The Internet, for all its transformative effects on business and culture, is a Frankenstein-like monster, built by accretion over a span of decades. It takes a certain kind of person to look beyond the mishmash and envision a cleaner, more beautiful virtual experience, one more tailored to the particular strengths of the human mind. Blaise Aguera y Arcas, a computer scientist at Microsoft, is that kind of person. His Seadragon software is a zooming interface that could make computing a more fluid, visual, and natural experience. NEWSWEEK's Barrett Sheridan asked Aguera y Arcas why he considers the Internet, as we know it, to be like black-and-white TV—and how he plans to create a color version. Excerpts:

NEWSWEEK: What's wrong with the Internet as it functions today?
Blaise Aguera y Arcas: If we think about the computer as a vehicle or a mechanism for delivering content, it's primarily visual content, and the Web page is the basic unit of content delivery and viewing. The standards behind the Web have a long history. Originally, Web pages weren't supposed to have any design in them—the original conception of HTML was just text, and all of the styling was actually up to the browser. Of course, as soon as people started offering Web pages and playing with this as a new medium, there was demand for much greater control over the way it looks. And the same is true of images. If you have an image that's 400 pixels on a side, then that has a very definite size on the screen, and it also has a very definite weight in terms of the bandwidth it requires. This is why you don't find images on the Web that are bigger than, at most, a megapixel or so.
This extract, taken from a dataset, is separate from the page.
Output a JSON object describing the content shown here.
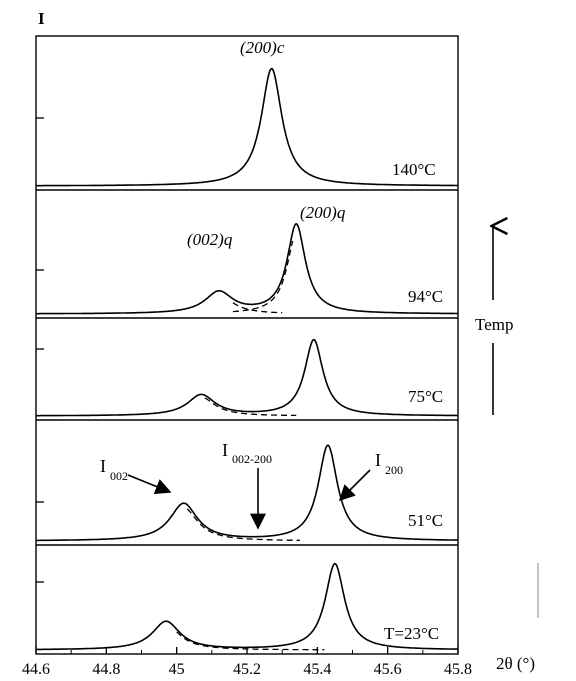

Has anyone tried to address this?
This problem was recognized by the industry a number of years ago, and motivated the development of an image standard called JPEG 2000. The idea behind JPEG 2000 is that instead of encoding an image in reading order, from the top-left pixel all the way to the bottom-right pixel, you encode it holistically. You could imagine it like this: the first pixel, or the first byte, is the average color of the entire image. The next four pixels, say, are the average colors of the top left, top right, bottom left, bottom right. And so on. And what that lets you do, is as you read it from the beginning, the moment you've read even a single byte, you can already start to render the entire image. And your initial rendering will look like a constant color, and then it will look very, very blurry, and then it will refine, as you keep going.
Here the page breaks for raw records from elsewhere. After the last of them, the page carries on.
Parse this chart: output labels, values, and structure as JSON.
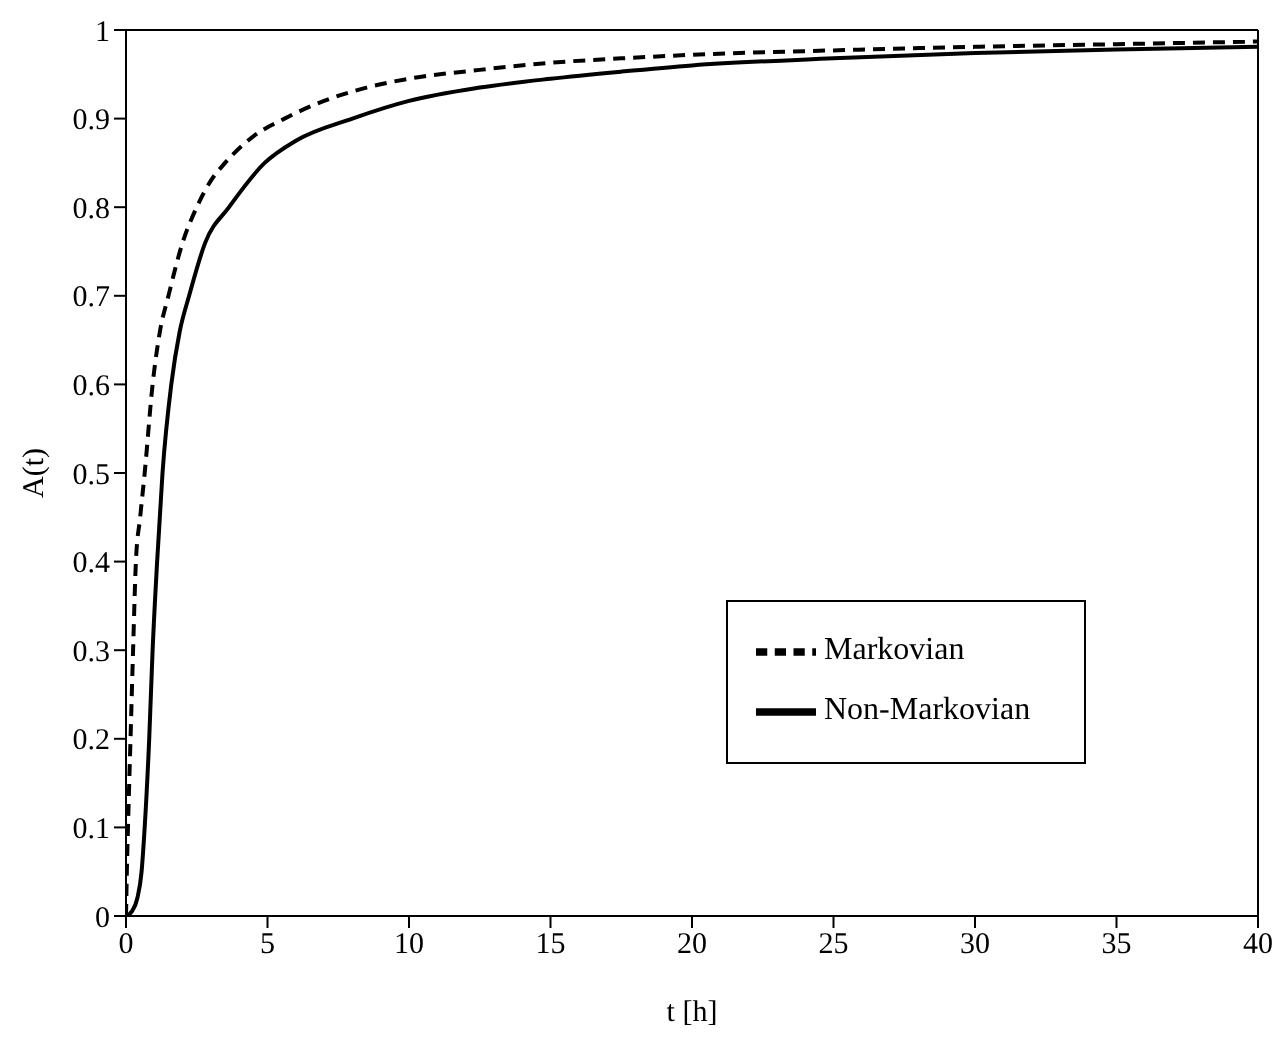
{
  "chart_data": {
    "type": "line",
    "xlabel": "t  [h]",
    "ylabel": "A(t)",
    "xlim": [
      0,
      40
    ],
    "xticks": [
      0,
      5,
      10,
      15,
      20,
      25,
      30,
      35,
      40
    ],
    "ylim": [
      0,
      1
    ],
    "yticks": [
      0,
      0.1,
      0.2,
      0.3,
      0.4,
      0.5,
      0.6,
      0.7,
      0.8,
      0.9,
      1
    ],
    "legend": "right",
    "marker": "none",
    "series": [
      {
        "name": "Markovian",
        "color": "#000000",
        "line_style": "dashed",
        "x": [
          0,
          0.03,
          0.07,
          0.16,
          0.25,
          0.35,
          0.5,
          0.66,
          0.94,
          1.2,
          1.5,
          2,
          2.5,
          3,
          3.5,
          4.5,
          5.6,
          7,
          8.5,
          10,
          12.5,
          15,
          17.5,
          20,
          25,
          30,
          35,
          40
        ],
        "values": [
          0,
          0.05,
          0.1,
          0.2,
          0.3,
          0.4,
          0.45,
          0.5,
          0.6,
          0.66,
          0.7,
          0.76,
          0.8,
          0.83,
          0.85,
          0.88,
          0.9,
          0.92,
          0.935,
          0.945,
          0.955,
          0.963,
          0.968,
          0.972,
          0.977,
          0.981,
          0.984,
          0.987
        ]
      },
      {
        "name": "Non-Markovian",
        "color": "#000000",
        "line_style": "solid",
        "x": [
          0,
          0.2,
          0.4,
          0.55,
          0.66,
          0.82,
          0.94,
          1.1,
          1.29,
          1.6,
          1.9,
          2.23,
          2.8,
          3.64,
          4.9,
          6,
          8,
          10,
          12.5,
          15,
          17.5,
          20,
          25,
          30,
          35,
          40
        ],
        "values": [
          0,
          0.005,
          0.02,
          0.05,
          0.1,
          0.2,
          0.3,
          0.4,
          0.5,
          0.6,
          0.66,
          0.7,
          0.76,
          0.8,
          0.85,
          0.875,
          0.9,
          0.92,
          0.935,
          0.945,
          0.953,
          0.96,
          0.968,
          0.974,
          0.978,
          0.981
        ]
      }
    ]
  }
}
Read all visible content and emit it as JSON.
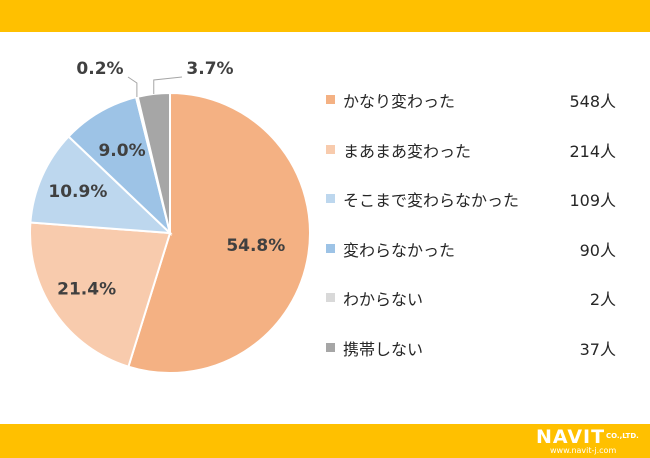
{
  "chart_data": {
    "type": "pie",
    "title": "",
    "categories": [
      "かなり変わった",
      "まあまあ変わった",
      "そこまで変わらなかった",
      "変わらなかった",
      "わからない",
      "携帯しない"
    ],
    "counts": [
      "548人",
      "214人",
      "109人",
      "90人",
      "2人",
      "37人"
    ],
    "values": [
      54.8,
      21.4,
      10.9,
      9.0,
      0.2,
      3.7
    ],
    "value_labels": [
      "54.8%",
      "21.4%",
      "10.9%",
      "9.0%",
      "0.2%",
      "3.7%"
    ],
    "colors": [
      "#f4b183",
      "#f8cbad",
      "#bdd7ee",
      "#9dc3e6",
      "#d9d9d9",
      "#a6a6a6"
    ],
    "legend": "right"
  },
  "logo": {
    "main": "NAVIT",
    "suffix": "CO.,LTD.",
    "url": "www.navit-j.com"
  }
}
What's the benefit of that?
That means if the transmission gets cut off, you still have the whole image—it's just blurrier than it would be otherwise. Or suppose that you're on a low-bandwidth connection. That means you don't have to wait for the entire thing to download; you just cut it off at an arbitrary point and you still see what you can see. Or suppose that you have a low-resolution screen. In that case it might have been an 8 megapixel image, but you don't need to send the whole 8 megapixels. You can say, OK, stop now, because I don't have any more pixels to show content on the screen. Add to the idea of multi-resolution also the idea of spatial random access—meaning that I can dive into a small portion of a very high-resolution image. Either you're zoomed out and you can see everything but at really low resolution, or you might be zoomed way in and looking at a very high resolution, but only a very small subset.

But JPEG 2000 never took off, and you used those ideas in your technology, Seadragon.
Right, and took it to its logical conclusion, and also generalized it to arbitrary kinds of documents. JPEG 2000 was really just about images.
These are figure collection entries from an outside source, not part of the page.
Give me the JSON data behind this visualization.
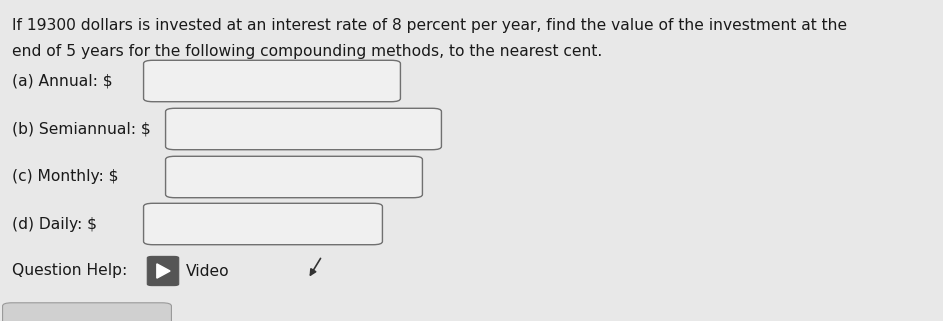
{
  "background_color": "#e8e8e8",
  "title_line1": "If 19300 dollars is invested at an interest rate of 8 percent per year, find the value of the investment at the",
  "title_line2": "end of 5 years for the following compounding methods, to the nearest cent.",
  "labels": [
    "(a) Annual: $",
    "(b) Semiannual: $",
    "(c) Monthly: $",
    "(d) Daily: $"
  ],
  "text_color": "#1a1a1a",
  "box_face_color": "#f0f0f0",
  "box_edge_color": "#707070",
  "title_fontsize": 11.2,
  "label_fontsize": 11.2,
  "qhelp_fontsize": 11.2,
  "question_help_text": "Question Help:",
  "video_text": "Video"
}
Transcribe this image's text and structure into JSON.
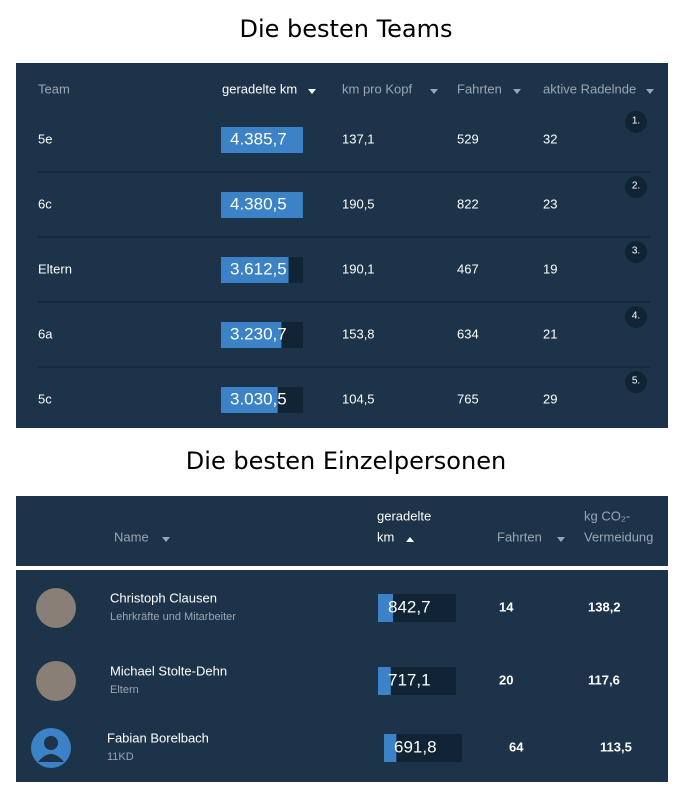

What's the next step for Seadragon? Is this the new way to access information across the whole of the Internet?
Yes. I can't speak too specifically to Microsoft's Seadragon plans. More generally, absolutely. I feel maybe a little bit like this is a necessity in the same sense that a color TV after black-and-white was a necessity—you see it and it's obvious that it has to go that way. The alternative is offering content that is always going to be impoverished with respect to what you can display.

Edward Tufte says that scrolling and linking—the way we navigate the Internet today—are inferior to scanning or zooming. Do you agree that the Internet has been built on the second- and third-best options?
If anything, Tufte doesn't even go far enough. It's not just about zooming and panning, it's about bringing to the computer things that we really are evolved to do. The origins of scrolling are back in the dark ages of computers—it's a very primitive idea. It's an interesting one, modeled on the pre-codex way of representing text in physical scrolls. But in real life we find lots and lots of ways of organizing information. If you just think about everything in your house, you have a much richer mental map of all those things than you have of where your files are in your computer, and where your documents are in e-mail. Just bringing the full power of your visual system to bear on processing information, it just seems like it's so obvious it almost doesn't bear mentioning.

But surely there's a place for text-based searching? Zooming can't do everything.
Yes. Text is unbeatable for organizing information semantically. The visual information is unbeatable for processing large amounts of information. This is how you use your computer now—you do these things, but the visual part is crippled with respect to the real world, while the searching part is already much better than what you can do in the real world.